One point that can be credited to the government is its stated intention to impose some budgetary discipline. This comes with a pledge to close the books for fiscal years 2021 through 2024 by the end of the year.
Toward a Unified Exchange Rate
For the first time, the 2026 draft budget shows a degree of coherence: its figures are based on a unified exchange rate, set by the central bank (BDL) at LBP 89,500 to the dollar. On paper, the deficit is officially zero. Added to this is a modest increase in revenue, tied to more efficient tax collection, an outcome that should be expected.
However, Finance Minister Yassine Jaber seems intent on playing the fast-taxation card again. He has once again highlighted the fuel tax, adopted on May 29 and suspended by the Council of State on July 15. The day after the suspension, the so-called finance chief was quick to clarify to the press that the tax had been suspended, not canceled. In just a few weeks, the tax had generated nearly $30 million for the state, while simultaneously driving up energy, transportation and household costs.
No Tax on Offshore Funds
What stands out in the broad outlines of the 2026 budget draft is the tax exemption granted to encroachments on public maritime land, even as Lebanon faces an unprecedented financial crisis.

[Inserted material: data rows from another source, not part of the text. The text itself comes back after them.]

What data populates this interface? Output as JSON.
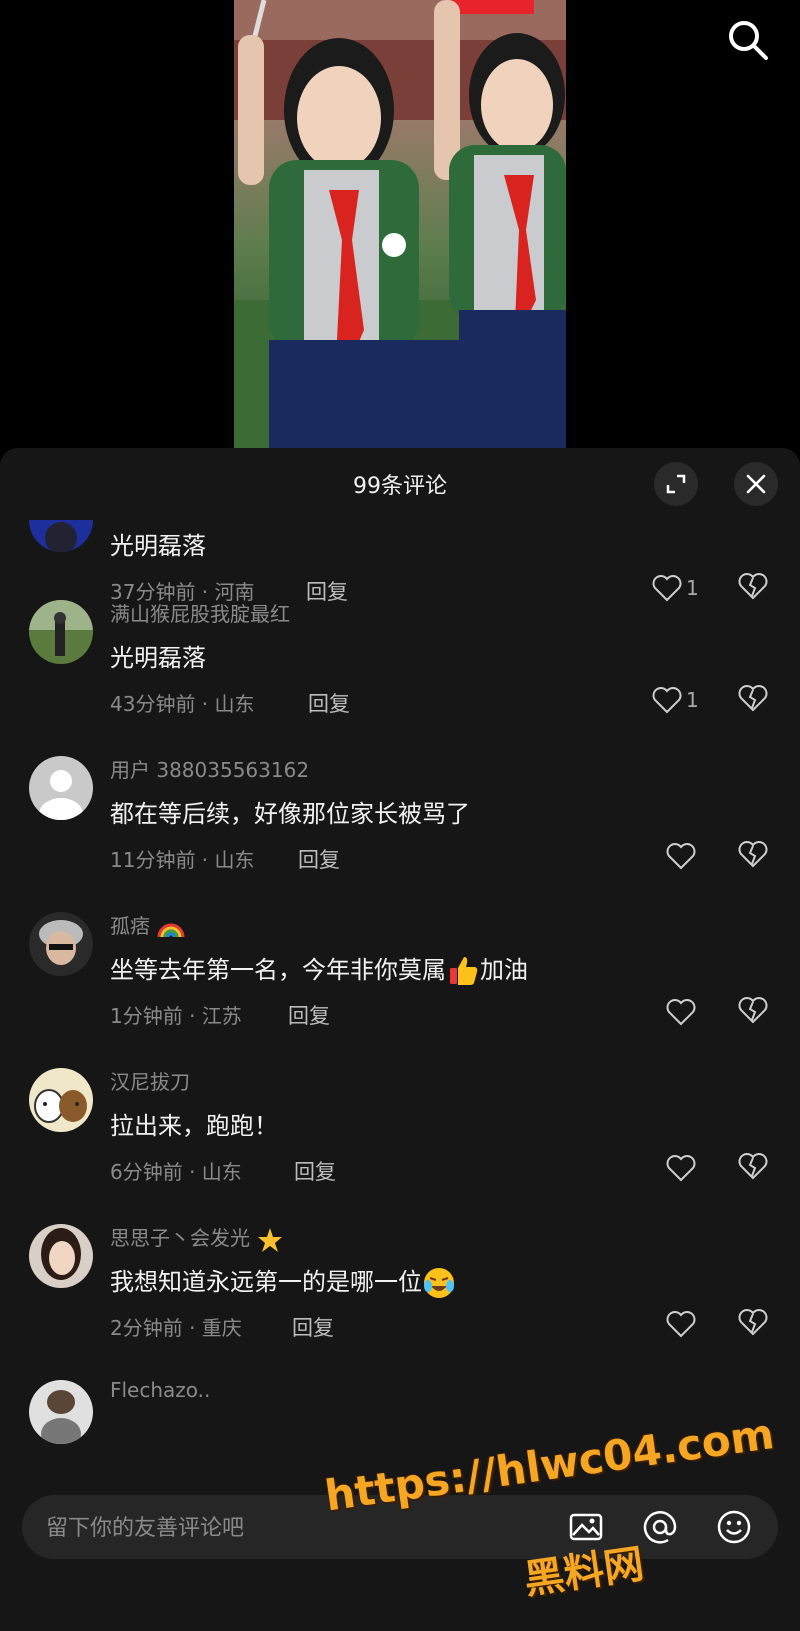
{
  "header": {
    "title": "99条评论"
  },
  "comments": [
    {
      "username": "",
      "text": "光明磊落",
      "time_location": "37分钟前 · 河南",
      "reply": "回复",
      "likes": "1"
    },
    {
      "username": "满山猴屁股我腚最红",
      "text": "光明磊落",
      "time_location": "43分钟前 · 山东",
      "reply": "回复",
      "likes": "1"
    },
    {
      "username": "用户 388035563162",
      "text": "都在等后续，好像那位家长被骂了",
      "time_location": "11分钟前 · 山东",
      "reply": "回复",
      "likes": ""
    },
    {
      "username": "孤痞",
      "text": "坐等去年第一名，今年非你莫属",
      "text_suffix": "加油",
      "time_location": "1分钟前 · 江苏",
      "reply": "回复",
      "likes": ""
    },
    {
      "username": "汉尼拔刀",
      "text": "拉出来，跑跑！",
      "time_location": "6分钟前 · 山东",
      "reply": "回复",
      "likes": ""
    },
    {
      "username": "思思子丶会发光",
      "text": "我想知道永远第一的是哪一位",
      "time_location": "2分钟前 · 重庆",
      "reply": "回复",
      "likes": ""
    },
    {
      "username": "Flechazo..",
      "text": "",
      "time_location": "",
      "reply": "",
      "likes": ""
    }
  ],
  "input": {
    "placeholder": "留下你的友善评论吧"
  },
  "watermark": {
    "line1": "https://hlwc04.com",
    "line2": "黑料网"
  },
  "icons": [
    "search-icon",
    "expand-icon",
    "close-icon",
    "heart-icon",
    "broken-heart-icon",
    "image-icon",
    "at-icon",
    "emoji-icon",
    "rainbow-emoji",
    "thumbs-up-emoji",
    "star-emoji",
    "crying-laughing-emoji"
  ],
  "colors": {
    "sheet_bg": "#161616",
    "input_bg": "#262626",
    "watermark": "#f5a623"
  }
}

According to unofficial sources, the area of illegally occupied public maritime land has grown from nearly 5 million square meters in 2012 to 6.2 million square meters in 2019, rising steadily in the absence of any sanctions or oversight by the state.
Regularizing these encroachments and adjusting the fees to their actual value could generate $30-$50 million per year without affecting the population. By comparison, current fees from these encroachments amount to no more than $500,000 per year at best.
Budget 2026: Expenditures Rise 13.6%
As for spending, total expenditures in the 2026 draft budget amount to LBP 505,720 billion, equivalent to $5.65 billion, up LBP 60,506 billion (roughly $676 million) from the 2025 budget of LBP 445,214 billion ($4.974 billion), representing a 13.6% increase over 2025.
As in all previous budgets, salaries and wages account for the bulk of spending. The draft, however, includes a notable investment: the construction of new buildings for public administrations, aimed at ending the waste associated with renting expensive offices. Over time, this could significantly cut unnecessary public expenditures.
Despite a few new measures, the 2026 budget stays firmly conservative, keeping the same taxes and fees as last year and perpetuating longstanding injustices, especially regarding encroachments on public maritime land.